2022-02-27 18:09:22.949805: I tensorflow/stream_executor/cuda/cuda_gpu_executor.cc:922] could not open file to read NUMA node: /sys/bus/pci/devices/0000:01:00.0/numa_node
Your kernel may have been built without NUMA support.
2022-02-27 18:09:22.950096: I tensorflow/stream_executor/cuda/cuda_gpu_executor.cc:922] could not open file to read NUMA node: /sys/bus/pci/devices/0000:01:00.0/numa_node
Your kernel may have been built without NUMA support.
[PhysicalDevice(name='/physical_device:GPU:0', device_type='GPU')]

There's a NUMA warning because on WSL kernel CONFIG_NUMA is not set. I'll build a new WSL kernel with NUMA enabled to see if those warnings will go away.

This is from inside Python:

tux@ubuntu:~$ python3
Python 3.8.10 (default, Nov 26 2021, 20:14:08)
[GCC 9.3.0] on linux
Type "help", "copyright", "credits" or "license" for more information.
>>> import torch
>>> torch.__version__
'1.5.1+cu101'
>>> torch.cuda.is_available()
True
>>>
AH-Merii commented 2 years ago

@elsaco , Just installed libcudnn8, I am still unable to detect the GPU.

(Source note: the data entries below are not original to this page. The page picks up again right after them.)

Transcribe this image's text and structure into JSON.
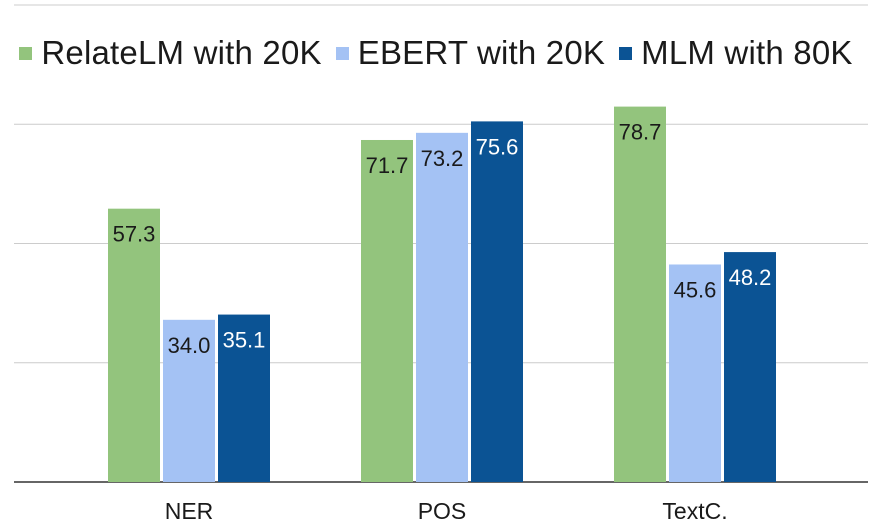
{
  "chart_data": {
    "type": "bar",
    "categories": [
      "NER",
      "POS",
      "TextC."
    ],
    "series": [
      {
        "name": "RelateLM with 20K",
        "color": "#93c47d",
        "values": [
          57.3,
          71.7,
          78.7
        ],
        "labels": [
          "57.3",
          "71.7",
          "78.7"
        ],
        "label_color": "#1a1a1a"
      },
      {
        "name": "EBERT with 20K",
        "color": "#a4c2f4",
        "values": [
          34.0,
          73.2,
          45.6
        ],
        "labels": [
          "34.0",
          "73.2",
          "45.6"
        ],
        "label_color": "#1a1a1a"
      },
      {
        "name": "MLM with 80K",
        "color": "#0b5394",
        "values": [
          35.1,
          75.6,
          48.2
        ],
        "labels": [
          "35.1",
          "75.6",
          "48.2"
        ],
        "label_color": "#ffffff"
      }
    ],
    "ylim": [
      0,
      100
    ],
    "grid": true,
    "legend_position": "top",
    "title": "",
    "xlabel": "",
    "ylabel": ""
  }
}
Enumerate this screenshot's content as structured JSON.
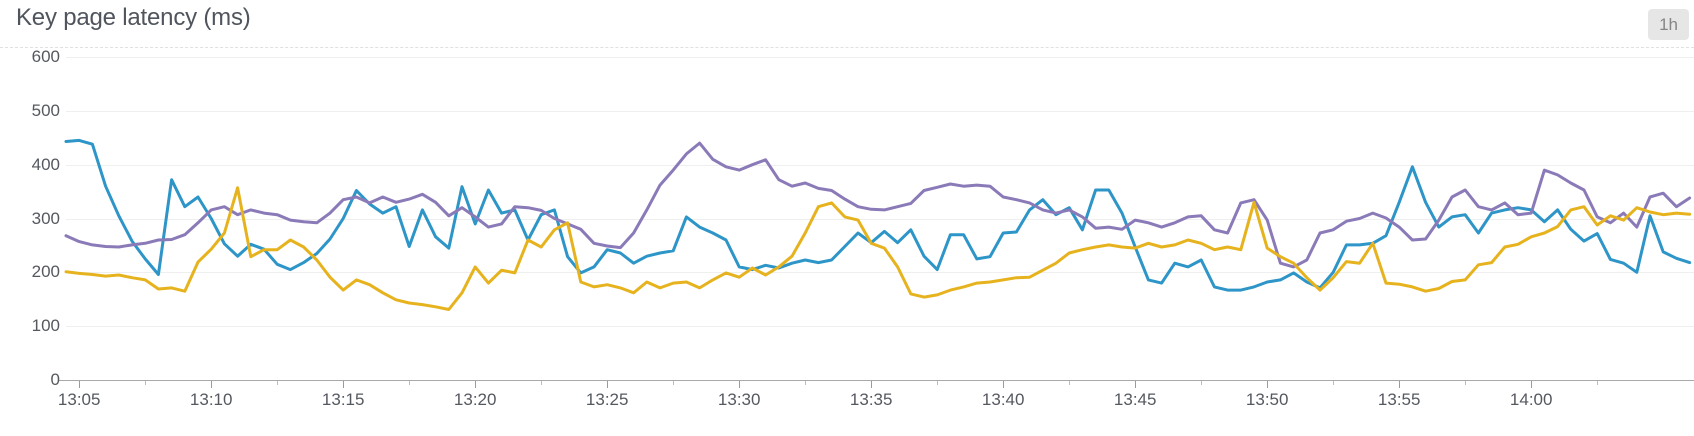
{
  "header": {
    "title": "Key page latency (ms)",
    "time_range_badge": "1h"
  },
  "colors": {
    "background": "#ffffff",
    "title_text": "#50555d",
    "tick_text": "#55595f",
    "grid": "#efefef",
    "axis": "#a9a9a9",
    "tick_major": "#9a9a9a",
    "tick_minor": "#bdbdbd",
    "divider": "#e0e0e0",
    "badge_bg": "#e6e6e6",
    "badge_text": "#868686"
  },
  "chart_data": {
    "type": "line",
    "title": "Key page latency (ms)",
    "unit": "ms",
    "legend": "none",
    "grid": "horizontal",
    "window": "1h",
    "y_axis": {
      "ticks": [
        0,
        100,
        200,
        300,
        400,
        500,
        600
      ],
      "ylim": [
        0,
        600
      ]
    },
    "x_axis": {
      "tick_labels": [
        "13:05",
        "13:10",
        "13:15",
        "13:20",
        "13:25",
        "13:30",
        "13:35",
        "13:40",
        "13:45",
        "13:50",
        "13:55",
        "14:00"
      ],
      "tick_minutes": [
        5,
        10,
        15,
        20,
        25,
        30,
        35,
        40,
        45,
        50,
        55,
        60
      ],
      "minor_tick_step_min": 2.5,
      "start_min": 4.5,
      "step_min": 0.5
    },
    "series": [
      {
        "name": "blue",
        "color": "#2d95c7",
        "values": [
          443,
          445,
          438,
          360,
          305,
          258,
          225,
          196,
          372,
          322,
          340,
          300,
          253,
          230,
          252,
          243,
          215,
          205,
          218,
          235,
          262,
          300,
          352,
          327,
          310,
          322,
          248,
          316,
          266,
          245,
          359,
          290,
          353,
          310,
          316,
          260,
          307,
          316,
          229,
          199,
          210,
          242,
          236,
          217,
          230,
          236,
          240,
          303,
          284,
          273,
          260,
          210,
          205,
          213,
          208,
          217,
          223,
          218,
          223,
          248,
          273,
          255,
          276,
          255,
          279,
          230,
          205,
          270,
          270,
          225,
          229,
          273,
          275,
          316,
          335,
          307,
          320,
          279,
          353,
          353,
          310,
          247,
          186,
          180,
          217,
          210,
          223,
          173,
          167,
          167,
          173,
          182,
          186,
          199,
          182,
          171,
          200,
          251,
          251,
          254,
          268,
          330,
          396,
          330,
          284,
          303,
          307,
          273,
          310,
          316,
          320,
          316,
          294,
          316,
          280,
          258,
          272,
          224,
          217,
          200,
          305,
          238,
          226,
          218
        ]
      },
      {
        "name": "purple",
        "color": "#8b7ab8",
        "values": [
          268,
          257,
          251,
          248,
          247,
          251,
          254,
          260,
          261,
          270,
          292,
          316,
          322,
          307,
          316,
          310,
          307,
          297,
          294,
          292,
          310,
          335,
          340,
          329,
          340,
          330,
          336,
          345,
          330,
          305,
          320,
          303,
          284,
          290,
          322,
          320,
          315,
          300,
          290,
          280,
          254,
          249,
          246,
          273,
          316,
          362,
          390,
          420,
          440,
          410,
          396,
          390,
          400,
          409,
          372,
          360,
          366,
          356,
          352,
          336,
          322,
          317,
          316,
          322,
          328,
          352,
          358,
          364,
          360,
          362,
          360,
          340,
          335,
          329,
          316,
          310,
          316,
          303,
          282,
          284,
          280,
          297,
          292,
          284,
          292,
          303,
          305,
          279,
          273,
          329,
          335,
          297,
          217,
          210,
          223,
          273,
          279,
          295,
          300,
          310,
          301,
          284,
          260,
          262,
          297,
          340,
          353,
          322,
          316,
          329,
          307,
          310,
          390,
          381,
          366,
          353,
          303,
          292,
          310,
          284,
          340,
          347,
          322,
          338
        ]
      },
      {
        "name": "gold",
        "color": "#e6b31e",
        "values": [
          201,
          198,
          196,
          193,
          195,
          190,
          186,
          169,
          171,
          165,
          219,
          243,
          273,
          357,
          229,
          242,
          242,
          260,
          247,
          223,
          191,
          167,
          186,
          177,
          162,
          149,
          143,
          140,
          136,
          131,
          162,
          210,
          180,
          204,
          199,
          260,
          247,
          279,
          292,
          182,
          173,
          177,
          171,
          162,
          182,
          171,
          180,
          182,
          171,
          186,
          199,
          191,
          208,
          195,
          210,
          230,
          273,
          322,
          329,
          303,
          297,
          254,
          245,
          210,
          160,
          154,
          158,
          167,
          173,
          180,
          182,
          186,
          190,
          191,
          204,
          217,
          236,
          242,
          247,
          251,
          247,
          245,
          254,
          247,
          251,
          260,
          254,
          242,
          247,
          242,
          330,
          245,
          229,
          217,
          190,
          167,
          190,
          220,
          217,
          254,
          180,
          178,
          173,
          165,
          170,
          183,
          186,
          214,
          218,
          247,
          252,
          266,
          273,
          285,
          316,
          322,
          288,
          305,
          297,
          320,
          312,
          307,
          310,
          308
        ]
      }
    ]
  }
}
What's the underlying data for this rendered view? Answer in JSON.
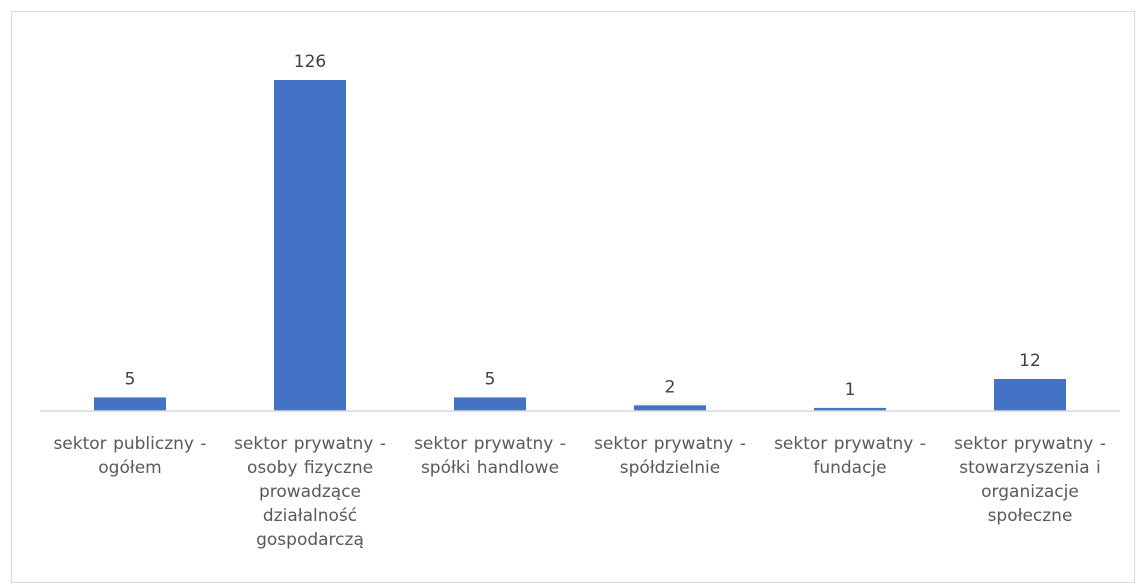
{
  "chart_data": {
    "type": "bar",
    "categories": [
      "sektor publiczny - ogółem",
      "sektor prywatny - osoby fizyczne prowadzące działalność gospodarczą",
      "sektor prywatny - spółki handlowe",
      "sektor prywatny - spółdzielnie",
      "sektor prywatny - fundacje",
      "sektor prywatny - stowarzyszenia i organizacje społeczne"
    ],
    "values": [
      5,
      126,
      5,
      2,
      1,
      12
    ],
    "data_labels": [
      "5",
      "126",
      "5",
      "2",
      "1",
      "12"
    ],
    "title": "",
    "xlabel": "",
    "ylabel": "",
    "ylim": [
      0,
      130
    ],
    "grid": false,
    "legend": "none",
    "bar_color": "#4472C4",
    "axis_color": "#d9d9d9"
  }
}
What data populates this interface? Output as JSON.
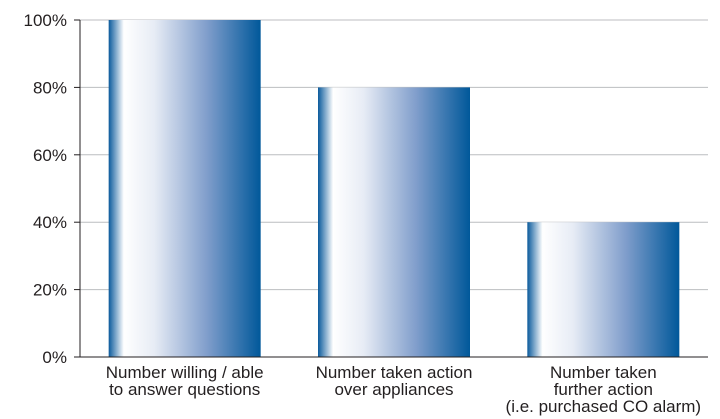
{
  "chart_data": {
    "type": "bar",
    "categories": [
      [
        "Number willing / able",
        "to answer questions"
      ],
      [
        "Number taken action",
        "over appliances"
      ],
      [
        "Number taken",
        "further action",
        "(i.e. purchased CO alarm)"
      ]
    ],
    "values": [
      100,
      80,
      40
    ],
    "ylim": [
      0,
      100
    ],
    "yticks": [
      "0%",
      "20%",
      "40%",
      "60%",
      "80%",
      "100%"
    ],
    "grid": true,
    "colors": {
      "bar_dark": "#005a9c",
      "bar_light": "#ffffff",
      "grid": "#bcbec0",
      "axis": "#231f20"
    }
  }
}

abbygriffiths commented 2 years ago

@AH-Merii Try installing the dev version of cudnn too. sudo apt install libcudnn8-dev

jerry871004 commented 2 years ago

@AH-Merii did you solve this problem? i facing the same one as yours

microsoft-github-policy-service[bot] commented 8 months ago

This issue has been automatically closed since it has not had any activity for the past year. If you're still experiencing this issue please re-file this as a new issue or feature request.

Thank you!